Single installation on server platform where the database runs. No installation is required on the client systems.

Configuration

Required on both the client and server sides.

Only on the server side. URLs can then be published to standard UDDI Servers which can then be discovered by the client.

Firewall support

Firewalls must be reconfigured to enable SQL/ODBC Connectivity behind them. This makes it difficult to configure access to data across firewalls.

HTTP and HTTPS are protocols that firewalls are normally configured to allow through. This makes SOAP and REST ideal for queries that must cross organizational boundaries as occurs more frequently.

Coupling

SQL/ODBC applications are generally quite tightly coupled to the database servers they are using.

The SOAP And REST based protocols are very loosely coupled which leads to more options for load balancing, scalability and failover protection.

Security

Proprietary

SSL

Debugging

May require multiple, proprietary tools to debug queries.

Standard tools on the market can be used to debug issues such as ‘sniffers’ or proxy technologies available in products like Eclipse.

Licensing

Many adopt usage based models based on the number of clients using a database.

The database sees one individual client (i.e. the SOA Gateway) and the SOA Gateway has no limits on the number of clients that can connect to it.

Data Types

SQL/ODBC databases have specific types that don’t always translate correctly across different systems.

The SOA Gateway uses UTF8 and UTF16 based XML which can handle any data type or code page.

Flexibility

Once the SQL/ODBC interface is opened up and made available to a programmer, they can create complex queries which are very flexible. This is as designed but has the potential to overload the database server.

The SOA Gateway enables the configuration of a service such that the results set will be totally limited based on the data being accessed. This means that very finely controlled services can be defined to ensure that queries cannot overload the system.

Data Integrity

Programmers need to understand the specific transactional semantic of the database(s) they are accessing.

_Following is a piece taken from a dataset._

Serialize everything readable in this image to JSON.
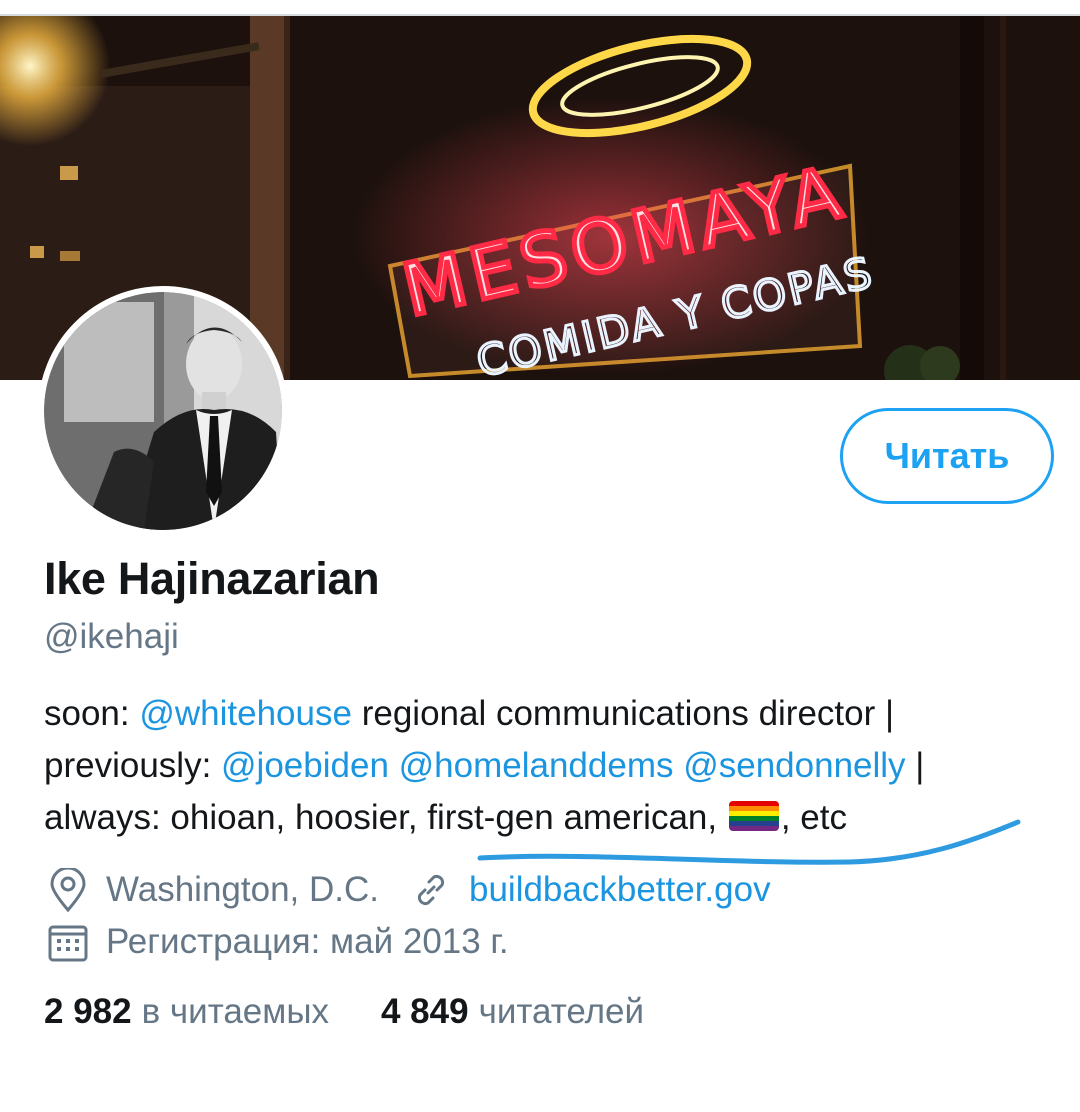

The programmer tells the SOA Gateway what it wants through SOAP headers and the SOA Gateway deals with the semantic for each different database on behalf of the client.

 

In addition, the SOA Gateway has the following capabilities not available with SQL/ODBC implementations:

-          XSLT delivery as standard. The SOA Gateway can optionally deliver an XSLT file with an XML file for specific rendering on the client side.

-          Access to databases out of the box such as ADABAS, VSAM, DB2, Oracle etc. means that the SOA Gateway with its Business Data View technology can create views of data from multiple database technologies.

-          Access to business logic out of the box such as Natural, PL1, CICS, C, Assembler etc. also enhances the Business Data View concept to combine data returned from an application with data from different databases and vice versa.